Meaningful Transdisciplinary Collaborations for Sustainability: Local, Artistic, and Scientific Knowledge
Feature-in-Progress
Guest Editors: Azahara Mesa-Jurado, Rafael Calderon-Contreras, Paula Novo, Laura Pereira, Patricia Balvanera
This special feature aims to shed light into transdisciplinary collaborations in the field of sustainability transformations that have been co-designed from scratch by diverse teams, including arts, technology, social innovation, gastronomy leading that aim to be more meaningful and impactful. Learning from challenges, successes, and opportunities can enable transformative pathways and catalyze social change for sustainability.
Transdisciplinary research is increasingly considered as crucial to address the complexity and urgency of global problems that conventional science has not been able to tackle. These approaches are critical to identify the most pressing sustainability issues that are relevant to specific social-ecological contexts, and explicitly to recognize and weave the multiple ways of knowing, doing, and feeling into understanding how to address these problems.
A unique opportunity stems from transdisciplinary practice in collaborations between researchers and other partners as artists, chefs, beyond local to global stakeholders. However, these partnerships have been based on a “service-providing role” by artists, creatives, and chefs, who have been conceived as facilitators of very specific and targeted interventions. They have not fully integrated the different ways of knowing and doing of artists, creatives, and chefs into the actual design of transdisciplinary processes. Transdisciplinary collaborations leading toward more sustainable futures that have been co-designed from scratch by relying on different knowledge and practices, including (but not restricted to) local stakeholders, chefs, creatives, artists, and scientists are quite rare but urgently needed.

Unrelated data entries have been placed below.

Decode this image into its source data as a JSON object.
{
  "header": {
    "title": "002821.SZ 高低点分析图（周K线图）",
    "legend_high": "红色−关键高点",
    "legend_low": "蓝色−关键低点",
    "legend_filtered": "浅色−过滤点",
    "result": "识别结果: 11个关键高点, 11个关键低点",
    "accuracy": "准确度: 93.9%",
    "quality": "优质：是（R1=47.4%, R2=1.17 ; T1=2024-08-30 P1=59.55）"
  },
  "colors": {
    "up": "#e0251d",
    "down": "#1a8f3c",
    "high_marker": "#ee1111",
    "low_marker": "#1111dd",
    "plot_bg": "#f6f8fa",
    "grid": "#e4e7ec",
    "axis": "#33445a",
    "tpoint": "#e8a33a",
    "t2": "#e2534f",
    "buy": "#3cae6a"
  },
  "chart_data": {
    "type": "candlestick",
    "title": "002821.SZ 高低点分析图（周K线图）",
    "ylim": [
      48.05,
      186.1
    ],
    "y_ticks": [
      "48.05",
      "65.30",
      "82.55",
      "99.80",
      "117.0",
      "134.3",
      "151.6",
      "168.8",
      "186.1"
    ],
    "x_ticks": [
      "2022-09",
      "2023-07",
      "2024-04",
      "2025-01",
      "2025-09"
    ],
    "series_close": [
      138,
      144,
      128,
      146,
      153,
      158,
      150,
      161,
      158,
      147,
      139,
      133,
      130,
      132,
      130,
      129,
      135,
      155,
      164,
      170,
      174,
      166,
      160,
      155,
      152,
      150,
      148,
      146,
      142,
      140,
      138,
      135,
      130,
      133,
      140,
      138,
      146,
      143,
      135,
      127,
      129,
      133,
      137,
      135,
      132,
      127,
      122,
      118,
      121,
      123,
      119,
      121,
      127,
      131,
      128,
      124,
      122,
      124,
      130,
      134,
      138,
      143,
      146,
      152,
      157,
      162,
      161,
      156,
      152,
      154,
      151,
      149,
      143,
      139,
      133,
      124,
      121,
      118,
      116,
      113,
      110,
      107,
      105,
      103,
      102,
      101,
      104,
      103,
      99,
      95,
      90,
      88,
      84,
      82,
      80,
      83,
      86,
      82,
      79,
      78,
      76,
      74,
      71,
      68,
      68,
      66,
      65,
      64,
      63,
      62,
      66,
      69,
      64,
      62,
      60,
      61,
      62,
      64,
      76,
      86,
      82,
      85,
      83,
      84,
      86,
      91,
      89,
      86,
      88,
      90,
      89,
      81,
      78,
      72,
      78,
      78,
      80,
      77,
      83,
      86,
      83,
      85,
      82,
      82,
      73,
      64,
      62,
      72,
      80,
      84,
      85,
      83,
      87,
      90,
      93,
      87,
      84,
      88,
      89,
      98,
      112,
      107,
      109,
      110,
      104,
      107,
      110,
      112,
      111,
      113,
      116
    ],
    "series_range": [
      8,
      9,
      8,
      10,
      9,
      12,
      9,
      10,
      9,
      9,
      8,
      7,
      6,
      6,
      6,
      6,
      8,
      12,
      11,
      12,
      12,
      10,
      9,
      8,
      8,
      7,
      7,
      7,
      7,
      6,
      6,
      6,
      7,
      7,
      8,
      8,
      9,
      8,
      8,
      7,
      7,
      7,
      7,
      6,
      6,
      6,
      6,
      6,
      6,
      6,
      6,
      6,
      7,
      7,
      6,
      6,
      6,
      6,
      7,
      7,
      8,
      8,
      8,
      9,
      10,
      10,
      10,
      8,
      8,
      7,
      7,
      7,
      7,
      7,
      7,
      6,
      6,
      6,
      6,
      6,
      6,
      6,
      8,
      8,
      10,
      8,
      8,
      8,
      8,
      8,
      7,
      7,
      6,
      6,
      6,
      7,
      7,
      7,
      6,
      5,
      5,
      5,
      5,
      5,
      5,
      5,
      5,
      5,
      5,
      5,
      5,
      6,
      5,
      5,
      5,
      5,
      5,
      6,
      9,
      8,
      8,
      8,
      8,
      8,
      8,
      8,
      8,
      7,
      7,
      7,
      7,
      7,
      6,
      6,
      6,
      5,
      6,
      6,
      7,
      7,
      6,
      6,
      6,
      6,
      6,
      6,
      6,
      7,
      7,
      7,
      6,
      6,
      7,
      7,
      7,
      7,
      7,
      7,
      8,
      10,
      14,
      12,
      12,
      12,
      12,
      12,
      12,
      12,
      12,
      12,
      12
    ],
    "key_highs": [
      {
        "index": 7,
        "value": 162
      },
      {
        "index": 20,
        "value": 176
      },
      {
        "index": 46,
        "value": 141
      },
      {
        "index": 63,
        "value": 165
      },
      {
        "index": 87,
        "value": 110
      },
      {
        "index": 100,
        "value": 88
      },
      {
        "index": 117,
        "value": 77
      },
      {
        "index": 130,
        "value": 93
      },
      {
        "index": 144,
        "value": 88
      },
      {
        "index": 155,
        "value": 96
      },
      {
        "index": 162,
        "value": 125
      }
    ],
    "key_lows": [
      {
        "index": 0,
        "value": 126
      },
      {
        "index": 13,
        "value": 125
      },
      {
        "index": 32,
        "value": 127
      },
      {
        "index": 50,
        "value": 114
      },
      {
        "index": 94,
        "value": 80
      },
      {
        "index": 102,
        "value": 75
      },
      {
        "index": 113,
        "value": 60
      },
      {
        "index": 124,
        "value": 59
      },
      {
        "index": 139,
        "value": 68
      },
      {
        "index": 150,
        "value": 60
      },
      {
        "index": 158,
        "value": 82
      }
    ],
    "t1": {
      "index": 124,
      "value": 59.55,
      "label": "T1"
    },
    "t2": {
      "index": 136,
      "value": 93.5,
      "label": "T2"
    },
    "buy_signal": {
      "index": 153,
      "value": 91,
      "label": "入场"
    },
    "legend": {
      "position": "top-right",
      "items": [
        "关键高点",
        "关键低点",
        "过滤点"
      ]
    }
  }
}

As this is a novel field, we aim to open the call to gather diverse experiences around the world. It will be an important opportunity to exchange perspectives, look for evaluation framework alternatives, methodological innovations, and foster new lines of research in this topic. Contributions should reflect genuine transdisciplinary collaborations with local stakeholders, scientists, and artists, creatives, or chefs from the early design of the research with a focus on transformations toward sustainability. The role of them cannot be complementary but must be a structural element of the project. Lead authors are encouraged to consider representing the diverse composition of their transdisciplinary teams in the manuscript authorship.